Monday, August 29, 2011

Slowly Changing Facts?

This post looks at the issues faced when facts can change retroactively.
Q: Our source system allows facts to be updated.  We are trying to come up with a way to preserve this history in the data warehouse.  One idea is to use the type 2 technique for facts.  We call it "slowly changing facts."  Is this a good solution?
A: When transactions are changed retroactively, you should update corresponding facts. If you need to track the history of facts, do so in separate audit tables.

To understand why, we will  look at what happens if you record multiple "versions" of a fact in your fact tables. But first, a refresher on the type 2 slow change technique.

Slowly changing dimensions

Dimensional modelers must decide what will happen when the source data for a dimension attribute changes. There are several possible responses to a change; one of them is known as the "Type 2" response.

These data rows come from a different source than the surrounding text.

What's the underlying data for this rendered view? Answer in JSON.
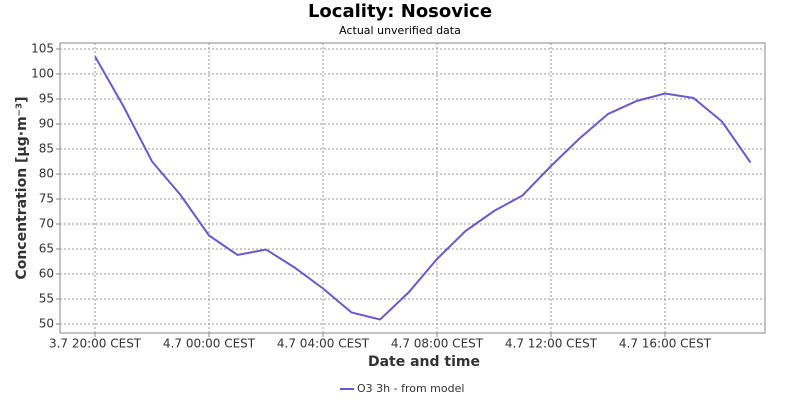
{
  "chart_data": {
    "type": "line",
    "title": "Locality: Nosovice",
    "subtitle": "Actual unverified data",
    "x_label": "Date and time",
    "y_label": "Concentration [µg·m⁻³]",
    "x": [
      20,
      21,
      22,
      23,
      24,
      25,
      26,
      27,
      28,
      29,
      30,
      31,
      32,
      33,
      34,
      35,
      36,
      37,
      38,
      39,
      40,
      41,
      42,
      43
    ],
    "series": [
      {
        "name": "O3 3h - from model",
        "color": "#6a5acd",
        "values": [
          103.5,
          93.5,
          82.5,
          75.8,
          67.7,
          63.8,
          64.9,
          61.3,
          57.1,
          52.3,
          50.9,
          56.3,
          63.0,
          68.6,
          72.6,
          75.7,
          81.6,
          87.1,
          92.0,
          94.6,
          96.1,
          95.2,
          90.5,
          82.3
        ]
      }
    ],
    "xlim": [
      18.77,
      43.51
    ],
    "xticks": [
      {
        "value": 20,
        "label": "3.7 20:00 CEST"
      },
      {
        "value": 24,
        "label": "4.7 00:00 CEST"
      },
      {
        "value": 28,
        "label": "4.7 04:00 CEST"
      },
      {
        "value": 32,
        "label": "4.7 08:00 CEST"
      },
      {
        "value": 36,
        "label": "4.7 12:00 CEST"
      },
      {
        "value": 40,
        "label": "4.7 16:00 CEST"
      }
    ],
    "ylim": [
      48.2,
      106.2
    ],
    "yticks": [
      50,
      55,
      60,
      65,
      70,
      75,
      80,
      85,
      90,
      95,
      100,
      105
    ],
    "grid": true,
    "legend": "bottom"
  }
}
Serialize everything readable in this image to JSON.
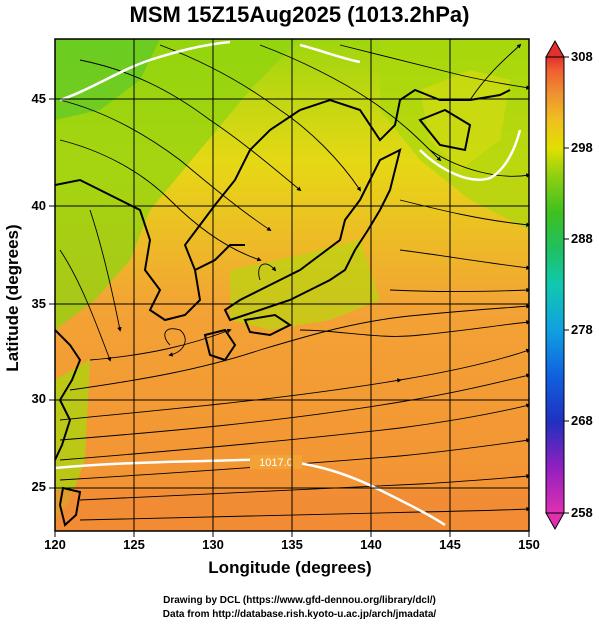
{
  "title": "MSM 15Z15Aug2025 (1013.2hPa)",
  "axes": {
    "xlabel": "Longitude (degrees)",
    "ylabel": "Latitude  (degrees)",
    "x_ticks": [
      "120",
      "125",
      "130",
      "135",
      "140",
      "145",
      "150"
    ],
    "y_ticks": [
      "25",
      "30",
      "35",
      "40",
      "45"
    ],
    "x_range": [
      120,
      150
    ],
    "y_range": [
      22.4,
      47.6
    ],
    "grid": true
  },
  "colorbar": {
    "ticks": [
      "308",
      "298",
      "288",
      "278",
      "268",
      "258"
    ],
    "range": [
      258,
      308
    ],
    "colors": [
      "#e030b0",
      "#9020c0",
      "#2030c0",
      "#1060e0",
      "#10a0e0",
      "#10c8b0",
      "#20c060",
      "#40c020",
      "#90d010",
      "#e0e000",
      "#f0c020",
      "#f09030",
      "#f06030",
      "#e03030"
    ]
  },
  "contour_label": "1017.0",
  "credits": {
    "line1": "Drawing by DCL (https://www.gfd-dennou.org/library/dcl/)",
    "line2": "Data from http://database.rish.kyoto-u.ac.jp/arch/jmadata/"
  }
}
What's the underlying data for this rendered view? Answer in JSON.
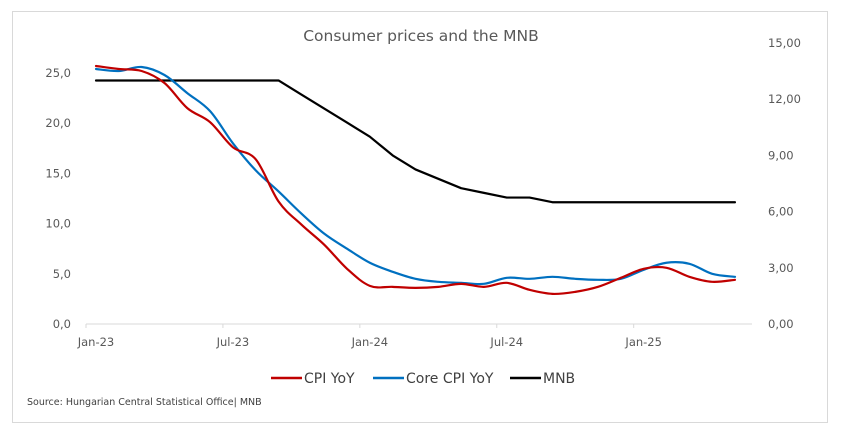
{
  "chart_data": {
    "type": "line",
    "title": "Consumer prices and the MNB",
    "xlabel": "",
    "ylabel": "",
    "y2label": "",
    "x": [
      "Jan-23",
      "Feb-23",
      "Mar-23",
      "Apr-23",
      "May-23",
      "Jun-23",
      "Jul-23",
      "Aug-23",
      "Sep-23",
      "Oct-23",
      "Nov-23",
      "Dec-23",
      "Jan-24",
      "Feb-24",
      "Mar-24",
      "Apr-24",
      "May-24",
      "Jun-24",
      "Jul-24",
      "Aug-24",
      "Sep-24",
      "Oct-24",
      "Nov-24",
      "Dec-24",
      "Jan-25",
      "Feb-25",
      "Mar-25",
      "Apr-25",
      "May-25"
    ],
    "x_tick_labels": [
      "Jan-23",
      "Jul-23",
      "Jan-24",
      "Jul-24",
      "Jan-25"
    ],
    "x_tick_indices": [
      0,
      6,
      12,
      18,
      24
    ],
    "ylim": [
      0,
      25
    ],
    "y_ticks": [
      0,
      5,
      10,
      15,
      20,
      25
    ],
    "y_tick_labels": [
      "0,0",
      "5,0",
      "10,0",
      "15,0",
      "20,0",
      "25,0"
    ],
    "y2lim": [
      0,
      15
    ],
    "y2_ticks": [
      0,
      3,
      6,
      9,
      12,
      15
    ],
    "y2_tick_labels": [
      "0,00",
      "3,00",
      "6,00",
      "9,00",
      "12,00",
      "15,00"
    ],
    "grid": false,
    "legend_position": "bottom",
    "series": [
      {
        "name": "CPI YoY",
        "axis": "left",
        "color": "#C00000",
        "smooth": true,
        "values": [
          25.7,
          25.4,
          25.2,
          24.0,
          21.5,
          20.1,
          17.6,
          16.4,
          12.2,
          9.9,
          7.9,
          5.5,
          3.8,
          3.7,
          3.6,
          3.7,
          4.0,
          3.7,
          4.1,
          3.4,
          3.0,
          3.2,
          3.7,
          4.6,
          5.5,
          5.6,
          4.7,
          4.2,
          4.4
        ]
      },
      {
        "name": "Core CPI YoY",
        "axis": "left",
        "color": "#0070C0",
        "smooth": true,
        "values": [
          25.4,
          25.2,
          25.6,
          24.8,
          23.0,
          21.2,
          18.0,
          15.3,
          13.2,
          11.0,
          9.0,
          7.5,
          6.1,
          5.2,
          4.5,
          4.2,
          4.1,
          4.0,
          4.6,
          4.5,
          4.7,
          4.5,
          4.4,
          4.5,
          5.4,
          6.1,
          6.0,
          5.0,
          4.7
        ]
      },
      {
        "name": "MNB",
        "axis": "right",
        "color": "#000000",
        "smooth": false,
        "values": [
          13.0,
          13.0,
          13.0,
          13.0,
          13.0,
          13.0,
          13.0,
          13.0,
          13.0,
          12.25,
          11.5,
          10.75,
          10.0,
          9.0,
          8.25,
          7.75,
          7.25,
          7.0,
          6.75,
          6.75,
          6.5,
          6.5,
          6.5,
          6.5,
          6.5,
          6.5,
          6.5,
          6.5,
          6.5
        ]
      }
    ],
    "source": "Source: Hungarian Central Statistical Office| MNB"
  }
}
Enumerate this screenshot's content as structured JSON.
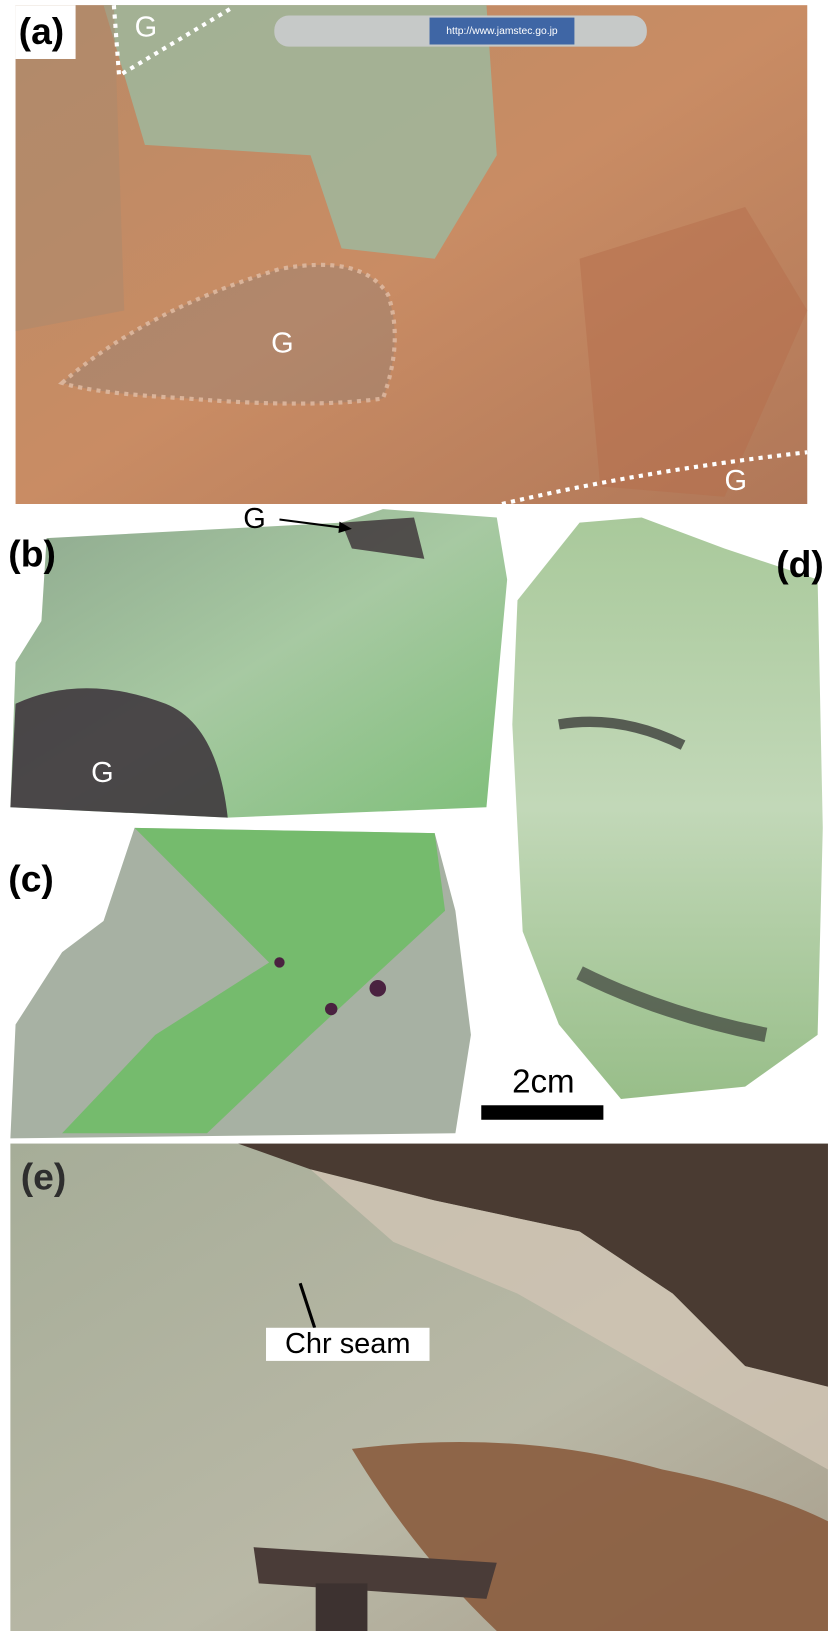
{
  "panels": [
    {
      "label": "(a)",
      "annotations": [
        "G",
        "G",
        "G"
      ],
      "pen_text": "http://www.jamstec.go.jp"
    },
    {
      "label": "(b)",
      "annotations": [
        "G",
        "G"
      ]
    },
    {
      "label": "(c)"
    },
    {
      "label": "(d)"
    },
    {
      "label": "(e)",
      "annotations": [
        "Chr seam"
      ]
    }
  ],
  "scale_bar": {
    "label": "2cm"
  }
}
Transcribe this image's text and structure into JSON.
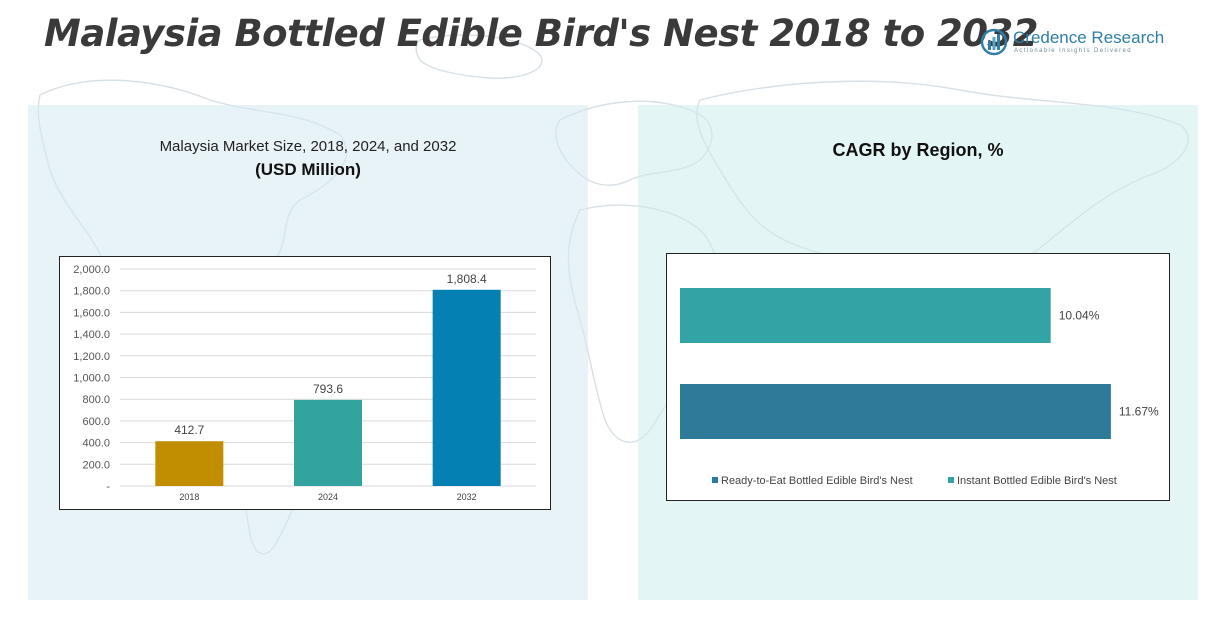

The type 2 response calls for keeping a sort of "version history" in the dimension table. For example, if a customer's address changes, we insert a second record into the dimension for the same customer.  This way, the old "version" of the customer can be linked to facts that took place prior to the change, and the new version can be linked to new facts.

I covered the basics in more detail in a previous post; you can also refer to the slowly changing dimensions category for more posts on the topic.

Keeping the history of facts

A fact table contains a record of things that happened.  A customer ordered 200 widgets yesterday; another ordered 300 today. Measurement of these events can be aggregated across various dimensions to answer a variety of questions.

But sometimes, what we know about an event changes.  We originally thought 200 widgets were ordered yesterday, but now we know that 250 were ordered.

At first glance,  it may seem like the same "type 2" technique will solve the problem.  When details about a specific transaction are changed, simply insert a new row into the fact table.  The most current version can be flagged for easy access.

Unfortunately, this seriously harms the usability of the fact table. When people study orders, they must now be sure to single out a single version for each transaction to avoid double counting. You can try to resolve this by adding multiple date-stamps to each record, or converting changes into "deltas", but the damage is done. The model is open to serious misuse.

We'll look at the solution in a moment, but first a look at the same problem in a snapshot model.

Snapshots exhibit the same problems

Another kind of fact table, the periodic snapshot, tracks status at predefined intervals.  A financial data mart, for example, might log the balance of each account in the general ledger at the close of business each day.

Here too, our understanding of what happened may change.  At the close of business Monday, a particular account contains US$ 12,000.  On Tuesday, back-dated transactions change that balance to $13,000.

If we try to track both versions of Monday's balance, usability is damaged in the same way.  We must always qualify our analysis for (1) the date we are studying, and (2) the "as of" date of our analysis.  If we don't, grave errors ensue.

Here, usability problems are compounded by density issues.  Tracking the daily balance of each account over 5 years would normally require 1,826 rows per account (365 days x 5 years = 1,825 days, plus 1 leap-day).  If we must also re-record balances for all prior days, the number grows to an astounding 1,668,051.  (This is a triangular number, computed as ( n2+n ) / 2 where n is the number of days.)

If there are 500 accounts in the general ledger, that's the difference between 913,000 rows in a standard periodic snapshot, and 834,025,500 for one that logs history.  As each additional day is added, the difference increases.

The alternative 

There is only on version of the truth, and this is what belongs in the fact table.

When our understanding about an event has changed, the corresponding facts should be updated. This holds for both transaction models and snapshot models.

If you must be able to produce an audit trail, do so in a separate table.  The audit table need only capture the transaction identifier, the date, and the value of each fact. Record rows for the original fact and each revision.

If need be, this can also be organized dimensionally as a fact table. Keep in mind, however, that using this fact table will be subject to the same usability challenges.  And ask the business if all this trouble is really necessary.

For a snapshot model, and audit table may not be necessary; a corresponding transaction table may be able to hold the history. Each transaction that affects status is recorded with 2 dates: date of the transaction, and the date we became aware of the information (often a "posted" date).